Most of this comes from these dazed Pekingese of the Press. As this was being written on Friday night, the television announcers kept saying that Martha Stewart would go to a country club federal prison. The fools. Try any jail on any day. At five o'clock, you can't go home. Giuliani was a hero with these news people. He did not pick up a piece of steel or help carry one of the injured off.

He made the trade center his private cathedral. Police commanders were terrified of letting you in. There was only Rudy, who flew his stars, Opra and the like, down to see it. Now he says a Bush ad is "appropriate."

That's Giuliani's word. As the mayor, he had a detective driving one of his girl friends out of the Gracie Mansion driveway while another detective was arriving with another girl friend and was waved off to prevent a domestic riot.

All the while upstairs there were his wife. and children.

Giuliani then showed appropriate behavior by walking in a parade on Fifth Avenue with his girl friend and all the while his children could sit and watch him on television.

How marvelous!
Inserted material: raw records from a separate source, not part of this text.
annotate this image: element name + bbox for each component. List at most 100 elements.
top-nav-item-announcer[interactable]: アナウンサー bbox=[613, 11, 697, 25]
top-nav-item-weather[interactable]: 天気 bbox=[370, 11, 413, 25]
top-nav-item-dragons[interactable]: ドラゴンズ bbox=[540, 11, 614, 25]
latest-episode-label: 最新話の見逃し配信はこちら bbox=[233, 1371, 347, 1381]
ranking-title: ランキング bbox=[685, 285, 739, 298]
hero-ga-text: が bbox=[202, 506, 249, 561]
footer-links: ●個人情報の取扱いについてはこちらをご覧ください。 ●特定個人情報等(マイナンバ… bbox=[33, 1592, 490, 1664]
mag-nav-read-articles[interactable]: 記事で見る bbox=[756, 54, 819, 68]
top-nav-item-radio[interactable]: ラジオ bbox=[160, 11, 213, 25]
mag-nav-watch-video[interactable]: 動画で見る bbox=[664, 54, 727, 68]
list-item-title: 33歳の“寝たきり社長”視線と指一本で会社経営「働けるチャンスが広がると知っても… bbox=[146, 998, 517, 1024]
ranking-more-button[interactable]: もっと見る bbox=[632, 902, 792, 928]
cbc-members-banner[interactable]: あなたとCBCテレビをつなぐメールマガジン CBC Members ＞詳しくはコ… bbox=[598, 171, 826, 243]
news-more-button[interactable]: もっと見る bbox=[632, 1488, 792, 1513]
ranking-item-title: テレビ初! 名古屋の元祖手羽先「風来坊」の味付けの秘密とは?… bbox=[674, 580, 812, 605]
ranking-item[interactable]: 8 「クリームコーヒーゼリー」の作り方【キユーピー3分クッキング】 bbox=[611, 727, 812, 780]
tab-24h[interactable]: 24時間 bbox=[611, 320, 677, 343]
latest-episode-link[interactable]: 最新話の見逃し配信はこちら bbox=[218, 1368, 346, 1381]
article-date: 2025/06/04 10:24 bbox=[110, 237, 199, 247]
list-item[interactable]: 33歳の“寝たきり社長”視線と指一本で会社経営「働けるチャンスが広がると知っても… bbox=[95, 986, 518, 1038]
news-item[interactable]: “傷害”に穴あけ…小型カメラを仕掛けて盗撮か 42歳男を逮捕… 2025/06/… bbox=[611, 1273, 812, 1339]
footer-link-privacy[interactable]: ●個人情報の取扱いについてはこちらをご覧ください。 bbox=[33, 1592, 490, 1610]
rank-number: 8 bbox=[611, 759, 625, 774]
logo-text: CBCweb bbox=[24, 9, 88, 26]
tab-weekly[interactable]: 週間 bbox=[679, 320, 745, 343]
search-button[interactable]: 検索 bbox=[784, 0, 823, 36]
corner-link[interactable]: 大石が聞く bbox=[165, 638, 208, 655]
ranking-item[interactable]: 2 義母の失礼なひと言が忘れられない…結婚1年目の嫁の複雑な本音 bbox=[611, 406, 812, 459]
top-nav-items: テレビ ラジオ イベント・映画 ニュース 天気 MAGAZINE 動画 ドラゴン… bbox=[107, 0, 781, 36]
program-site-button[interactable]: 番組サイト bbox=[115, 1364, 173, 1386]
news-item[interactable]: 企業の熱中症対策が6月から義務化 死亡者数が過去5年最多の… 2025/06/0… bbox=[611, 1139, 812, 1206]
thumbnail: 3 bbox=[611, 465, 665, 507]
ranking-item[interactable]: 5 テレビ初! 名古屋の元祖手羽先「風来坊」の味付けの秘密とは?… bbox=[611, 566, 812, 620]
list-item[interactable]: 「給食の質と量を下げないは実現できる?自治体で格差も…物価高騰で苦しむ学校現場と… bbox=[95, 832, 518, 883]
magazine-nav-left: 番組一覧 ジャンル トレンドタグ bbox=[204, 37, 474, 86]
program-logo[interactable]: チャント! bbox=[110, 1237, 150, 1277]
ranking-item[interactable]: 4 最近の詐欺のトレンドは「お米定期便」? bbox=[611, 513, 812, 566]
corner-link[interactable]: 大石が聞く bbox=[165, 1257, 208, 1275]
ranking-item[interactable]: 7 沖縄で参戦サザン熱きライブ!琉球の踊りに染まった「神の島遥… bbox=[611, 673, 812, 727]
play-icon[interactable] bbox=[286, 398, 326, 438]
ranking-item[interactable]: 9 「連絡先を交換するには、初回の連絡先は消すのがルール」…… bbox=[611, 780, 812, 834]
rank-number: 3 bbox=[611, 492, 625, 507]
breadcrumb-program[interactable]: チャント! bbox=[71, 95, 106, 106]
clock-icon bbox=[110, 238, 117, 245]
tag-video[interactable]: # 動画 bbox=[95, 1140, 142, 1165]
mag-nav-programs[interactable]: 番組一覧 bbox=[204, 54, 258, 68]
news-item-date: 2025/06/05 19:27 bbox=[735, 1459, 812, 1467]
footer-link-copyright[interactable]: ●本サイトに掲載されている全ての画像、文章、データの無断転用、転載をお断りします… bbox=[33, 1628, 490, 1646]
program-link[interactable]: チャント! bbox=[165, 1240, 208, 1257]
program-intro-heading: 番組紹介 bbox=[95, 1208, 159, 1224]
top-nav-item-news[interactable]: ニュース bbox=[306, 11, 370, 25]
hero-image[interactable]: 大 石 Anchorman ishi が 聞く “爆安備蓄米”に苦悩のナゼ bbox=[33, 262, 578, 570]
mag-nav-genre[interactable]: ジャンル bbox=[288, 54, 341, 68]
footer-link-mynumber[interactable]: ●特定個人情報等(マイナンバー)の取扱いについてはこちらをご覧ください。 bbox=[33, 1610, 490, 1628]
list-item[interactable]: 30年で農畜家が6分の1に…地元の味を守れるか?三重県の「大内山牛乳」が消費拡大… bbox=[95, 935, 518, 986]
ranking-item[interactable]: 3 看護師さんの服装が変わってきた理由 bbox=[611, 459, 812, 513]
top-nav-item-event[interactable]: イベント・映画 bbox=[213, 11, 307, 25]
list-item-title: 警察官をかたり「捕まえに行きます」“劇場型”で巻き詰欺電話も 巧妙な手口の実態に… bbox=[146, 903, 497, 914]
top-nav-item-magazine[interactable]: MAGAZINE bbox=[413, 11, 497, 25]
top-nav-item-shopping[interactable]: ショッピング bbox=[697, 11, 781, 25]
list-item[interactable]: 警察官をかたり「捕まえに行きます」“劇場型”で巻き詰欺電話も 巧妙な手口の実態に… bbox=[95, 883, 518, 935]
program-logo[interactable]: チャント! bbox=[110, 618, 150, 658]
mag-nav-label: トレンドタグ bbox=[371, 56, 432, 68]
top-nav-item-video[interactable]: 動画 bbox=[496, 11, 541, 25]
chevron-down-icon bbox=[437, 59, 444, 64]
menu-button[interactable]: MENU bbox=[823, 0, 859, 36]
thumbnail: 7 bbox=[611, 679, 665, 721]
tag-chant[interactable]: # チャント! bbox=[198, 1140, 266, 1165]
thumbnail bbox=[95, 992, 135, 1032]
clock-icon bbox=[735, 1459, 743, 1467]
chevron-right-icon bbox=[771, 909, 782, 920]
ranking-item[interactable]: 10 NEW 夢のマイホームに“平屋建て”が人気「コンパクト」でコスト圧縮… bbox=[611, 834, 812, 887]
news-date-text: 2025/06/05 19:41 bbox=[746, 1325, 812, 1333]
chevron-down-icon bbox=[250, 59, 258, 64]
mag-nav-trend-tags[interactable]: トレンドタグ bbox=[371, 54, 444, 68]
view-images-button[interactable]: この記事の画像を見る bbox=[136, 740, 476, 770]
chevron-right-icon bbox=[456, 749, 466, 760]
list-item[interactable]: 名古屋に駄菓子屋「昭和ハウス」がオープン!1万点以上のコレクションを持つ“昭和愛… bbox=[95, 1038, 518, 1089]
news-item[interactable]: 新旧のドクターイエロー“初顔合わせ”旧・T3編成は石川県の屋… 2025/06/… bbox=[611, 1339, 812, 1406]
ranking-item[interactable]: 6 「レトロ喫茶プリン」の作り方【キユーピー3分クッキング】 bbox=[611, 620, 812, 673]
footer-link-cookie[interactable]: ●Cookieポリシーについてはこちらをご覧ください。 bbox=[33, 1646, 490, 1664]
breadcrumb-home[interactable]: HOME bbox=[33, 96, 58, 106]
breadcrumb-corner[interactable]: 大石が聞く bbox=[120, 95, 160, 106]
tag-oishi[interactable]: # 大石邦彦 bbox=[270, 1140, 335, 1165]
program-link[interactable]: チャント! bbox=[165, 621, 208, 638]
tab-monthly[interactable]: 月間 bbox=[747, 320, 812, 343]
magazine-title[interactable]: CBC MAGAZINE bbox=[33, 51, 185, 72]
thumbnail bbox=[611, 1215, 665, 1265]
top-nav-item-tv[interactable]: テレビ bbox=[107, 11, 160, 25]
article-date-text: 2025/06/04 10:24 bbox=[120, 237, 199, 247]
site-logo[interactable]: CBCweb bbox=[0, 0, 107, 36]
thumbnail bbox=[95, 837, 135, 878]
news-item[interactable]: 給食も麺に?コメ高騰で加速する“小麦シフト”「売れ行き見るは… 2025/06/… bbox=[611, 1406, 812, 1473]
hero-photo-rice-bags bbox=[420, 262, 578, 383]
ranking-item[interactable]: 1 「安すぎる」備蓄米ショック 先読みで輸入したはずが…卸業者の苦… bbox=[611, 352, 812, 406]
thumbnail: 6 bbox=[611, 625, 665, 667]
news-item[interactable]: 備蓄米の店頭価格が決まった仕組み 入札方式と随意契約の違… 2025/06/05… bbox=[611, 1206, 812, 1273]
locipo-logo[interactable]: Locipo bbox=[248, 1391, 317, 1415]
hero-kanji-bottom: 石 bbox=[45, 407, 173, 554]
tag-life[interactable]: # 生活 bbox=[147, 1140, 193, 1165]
It was appropriate to humiliate his children, and now it is appropriate to molest the dead.

Giuliani also had a flunkey, Bernard Kerik, rush on television and say, so earnestly, that the Bush commerical was appropriate. Kerik was a Giuliani campaign chauffeur who became police commissioner. How marvelous! At the world trade center, Kerik was in the back of his car dictating the last part of a book that was going to appear under his name. It had him writhing with delicious excitement. It was about his mother being a prostitute.

"That's what's going to make me all the money," he told a friend of mine.

That is only the start of the Bush campaign. He has plenty of money and unlimited personal cheapness.